Document Type

Conference Proceeding

Publisher

Edith Cowan University, Western Australia in association with Khon Kaen University, Thailand and Bansomdejchaopraya Rajabhat University, Thailand.

Comments

EDU-COM 2008 International Conference. Sustainability in Higher Education: Directions for Change, Edith Cowan University, Perth Western Australia, 19-21 November 2008.

Abstract

Written by a retired university and college engineering teacher, who (at 73) is now Khon Kaen University‘s oldest student, doing a PhD study of Sustainable Development‘s Curriculum Effects, the paper is directed primarily to young members of faculty who are looking forward to their careers in universities as those universities will be in the future. The paper provides a challenge to universities in response to geopolitical change. While at first glance the scenario of global resource depletion and impact on the local Mekong Basin community presents a depressing picture, the paper provides an optimistic option based on forward thinking led by proactive thinking by educational leaders. The paper briefly describes the learning that its author derived from studying with the Hawai‘i Centre for Futures Studies in 2006 and how, in 2007, that study affected his MA study of forthcoming reverse migration back to North-eastern Thailand in response to geopolitical change. It then looks at how this affects higher education institutions in the Mekong Region. The paper argues that universities and colleges have inherited a pre-disposition to be reactive to the pasts of their societies, as opposed to pre-actively preparing for the futures of their societies. It points out that higher education institutions need to change their thinking in the ‗business planning‘ part of their development plans now that we are at the ‗tipping point‘, when the industrially-developed nations (or parts of nations) are making the transition from increasing energy availability to decreasing energy availability.

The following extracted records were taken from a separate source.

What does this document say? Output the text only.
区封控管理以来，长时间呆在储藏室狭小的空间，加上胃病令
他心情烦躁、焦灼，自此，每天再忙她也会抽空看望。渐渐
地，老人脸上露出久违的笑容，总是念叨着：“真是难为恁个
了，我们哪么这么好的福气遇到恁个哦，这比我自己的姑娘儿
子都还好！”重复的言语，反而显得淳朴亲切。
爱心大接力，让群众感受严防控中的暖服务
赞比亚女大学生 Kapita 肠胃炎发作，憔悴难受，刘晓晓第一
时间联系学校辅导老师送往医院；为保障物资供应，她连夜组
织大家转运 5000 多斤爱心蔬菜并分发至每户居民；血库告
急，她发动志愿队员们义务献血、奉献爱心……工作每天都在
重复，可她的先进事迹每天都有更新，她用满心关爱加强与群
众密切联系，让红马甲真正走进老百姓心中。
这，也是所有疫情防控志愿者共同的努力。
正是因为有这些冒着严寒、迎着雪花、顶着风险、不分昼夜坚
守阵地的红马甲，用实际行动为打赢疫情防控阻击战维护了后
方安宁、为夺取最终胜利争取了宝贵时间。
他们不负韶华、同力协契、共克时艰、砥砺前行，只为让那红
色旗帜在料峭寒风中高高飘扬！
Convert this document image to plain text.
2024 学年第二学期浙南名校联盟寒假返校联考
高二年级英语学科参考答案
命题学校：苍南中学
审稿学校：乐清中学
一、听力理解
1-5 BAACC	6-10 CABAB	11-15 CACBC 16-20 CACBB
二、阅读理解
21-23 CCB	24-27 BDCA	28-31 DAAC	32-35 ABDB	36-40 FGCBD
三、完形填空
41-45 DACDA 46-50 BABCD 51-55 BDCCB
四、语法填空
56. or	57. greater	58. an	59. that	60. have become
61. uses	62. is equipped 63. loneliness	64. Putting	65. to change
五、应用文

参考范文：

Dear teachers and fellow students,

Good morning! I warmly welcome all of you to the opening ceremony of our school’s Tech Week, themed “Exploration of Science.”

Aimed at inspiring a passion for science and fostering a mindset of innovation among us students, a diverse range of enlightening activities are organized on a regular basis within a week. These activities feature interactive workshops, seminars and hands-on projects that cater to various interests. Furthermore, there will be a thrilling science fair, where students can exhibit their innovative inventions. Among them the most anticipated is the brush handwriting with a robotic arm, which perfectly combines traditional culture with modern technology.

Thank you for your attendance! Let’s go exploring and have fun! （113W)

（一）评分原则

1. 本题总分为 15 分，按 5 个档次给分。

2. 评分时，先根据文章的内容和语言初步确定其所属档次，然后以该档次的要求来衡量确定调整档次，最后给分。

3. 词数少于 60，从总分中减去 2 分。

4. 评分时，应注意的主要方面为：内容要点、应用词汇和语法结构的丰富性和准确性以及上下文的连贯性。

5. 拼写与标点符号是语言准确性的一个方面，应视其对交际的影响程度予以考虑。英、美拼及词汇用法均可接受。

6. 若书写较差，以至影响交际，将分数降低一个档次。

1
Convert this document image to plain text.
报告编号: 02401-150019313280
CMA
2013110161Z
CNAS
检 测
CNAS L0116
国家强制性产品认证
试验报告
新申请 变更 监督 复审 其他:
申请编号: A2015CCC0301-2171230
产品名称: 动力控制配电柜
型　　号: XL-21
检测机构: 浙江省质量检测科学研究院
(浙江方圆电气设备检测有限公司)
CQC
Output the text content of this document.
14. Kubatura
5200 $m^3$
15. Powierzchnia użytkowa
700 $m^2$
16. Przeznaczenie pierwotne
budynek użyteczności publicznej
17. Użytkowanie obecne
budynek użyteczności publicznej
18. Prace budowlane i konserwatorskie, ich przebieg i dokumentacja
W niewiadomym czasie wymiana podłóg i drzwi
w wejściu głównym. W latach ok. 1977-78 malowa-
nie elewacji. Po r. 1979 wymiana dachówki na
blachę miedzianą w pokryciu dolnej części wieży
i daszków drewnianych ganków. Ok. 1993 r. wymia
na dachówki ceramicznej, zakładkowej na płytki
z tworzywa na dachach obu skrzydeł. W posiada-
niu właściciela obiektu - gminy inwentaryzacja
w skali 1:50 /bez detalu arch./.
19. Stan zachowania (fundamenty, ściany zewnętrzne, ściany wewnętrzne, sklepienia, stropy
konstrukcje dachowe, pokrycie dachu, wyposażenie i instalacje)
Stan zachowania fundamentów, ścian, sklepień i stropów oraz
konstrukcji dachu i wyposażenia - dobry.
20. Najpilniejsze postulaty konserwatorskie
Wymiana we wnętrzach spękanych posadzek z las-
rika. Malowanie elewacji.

It explains the background to the ‗tipping point‘, its geopolitical effects and the consequent national effects of energy depletion. It offers a scenario in which it is feasible that the areas comprising the Chao Phraya and Mekong Basins, led by their higher education sector, may lead the world in successful, peaceful, adaptation to the changed circumstances. That is a scenario that is more optimistic than most that could be constructed, and examined and found to be feasible. The scenario‘s feasibility depends on forward-thinking intellectual leadership taking advantage of the particularly advantageous circumstances of the Chao Phraya and Mekong Basins.